Anke DeMondt w Krakowie potwierdza wszystkie swoje walory

Kontuzje, choroby czy słabsze zgranie na początku sezonu to nie problem dla Wisły Can Pack Kraków. W meczu z Good Angels Koszyce brakowało już Kobryn, a Phillips - łagodnie mówiąc - nie szło. Wtedy ciężar gry na swoje barki brała DeMondt, która udowadnia, że jest niezwykle uniwersalnym zawodnikiem, który w trakcie meczu potrafi robić dokładnie to, czego potrzebuje drużyna. Tak było w starciu m.in. ze słowackim mistrzem, kiedy to Belgijka była najlepiej punktującą wśród krakowianek. - Cieszę się, że moja praca na parkiecie jest doceniana. Zawsze staram się grać twardo w defensywie, a w ataku staram się robić dokładnie to, czego potrzebuje drużyna w danym momencie czy w danym meczu. Staram się korzystać z mojego doświadczenia tak w defensywie, jak i ofensywie - mówi belgijska obwodowa.

Doświadczenie może odegrać kluczową rolę w takich sytuacjach, jak pojedynek z MUKS-em Poznań. Dlaczego? Po wielkim meczu i kapitalnym zwycięstwie nad europejską czołówką przychodzi bowiem konfrontacja z jednym z outsiderów Ford Germaz Ekstraklasy. Wiadomo, że Biała Gwiazda nie może się na takim meczu potknąć i stracić punktów, dlatego odpowiednia koncentracja i mobilizacja z pewnością może odegrać kluczową rolę.

- Musimy być skoncentrowane na każdym meczu, nawet w momencie, kiedy wiemy, że rywal nie jest najsilniejszy, a mecz zapowiada się na dość łatwy. Musimy pracować same nad sobą. Musimy stawać się coraz lepsze - przekonuje DeMondt. - To cały czas początek sezonu i bardzo ważne dla nas jest to, żeby poznawać siebie nawzajem coraz bardziej, gdyż zespół jest mocno przebudowany.

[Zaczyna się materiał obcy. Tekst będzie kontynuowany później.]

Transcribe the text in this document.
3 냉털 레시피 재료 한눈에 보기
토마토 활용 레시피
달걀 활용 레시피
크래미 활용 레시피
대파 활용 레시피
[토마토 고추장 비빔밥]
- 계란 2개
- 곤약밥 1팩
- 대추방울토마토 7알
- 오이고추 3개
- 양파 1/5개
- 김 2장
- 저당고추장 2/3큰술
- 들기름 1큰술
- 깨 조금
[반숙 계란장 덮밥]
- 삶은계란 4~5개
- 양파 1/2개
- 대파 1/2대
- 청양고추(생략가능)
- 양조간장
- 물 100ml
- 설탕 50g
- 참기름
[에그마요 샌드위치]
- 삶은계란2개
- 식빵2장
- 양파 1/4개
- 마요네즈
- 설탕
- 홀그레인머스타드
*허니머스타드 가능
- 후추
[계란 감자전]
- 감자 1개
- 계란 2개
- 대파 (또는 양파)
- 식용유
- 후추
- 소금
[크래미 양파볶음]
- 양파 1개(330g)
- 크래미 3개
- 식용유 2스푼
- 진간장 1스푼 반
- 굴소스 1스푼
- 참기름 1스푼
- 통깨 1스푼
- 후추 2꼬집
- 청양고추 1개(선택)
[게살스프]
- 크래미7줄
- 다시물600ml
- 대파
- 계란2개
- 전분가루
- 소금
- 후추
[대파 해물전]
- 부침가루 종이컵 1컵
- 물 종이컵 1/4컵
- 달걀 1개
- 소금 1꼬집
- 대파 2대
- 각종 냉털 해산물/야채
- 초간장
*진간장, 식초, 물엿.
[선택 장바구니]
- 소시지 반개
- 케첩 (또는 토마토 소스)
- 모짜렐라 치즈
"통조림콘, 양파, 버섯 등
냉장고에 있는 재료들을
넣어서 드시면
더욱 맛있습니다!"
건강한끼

Belgijska koszykarka na obecnym etapie rozgrywek może pochwalić się średnimi na poziomie 11 punktów, 3,8 zbiórki, 2,5 asysty czy 2 przechwyty na mecz. W Eurolidze jej wskaźniki pokazują 10,5 punktu, 5,5 zbiórki i 2,5 asysty. Bez wątpienia jej pozyskanie to znakomite posunięcie ze strony sztabu szkoleniowego Białej Gwiazdy, który przecież doskonale zna koszykarkę jeszcze z czasów współpracy w Salamance.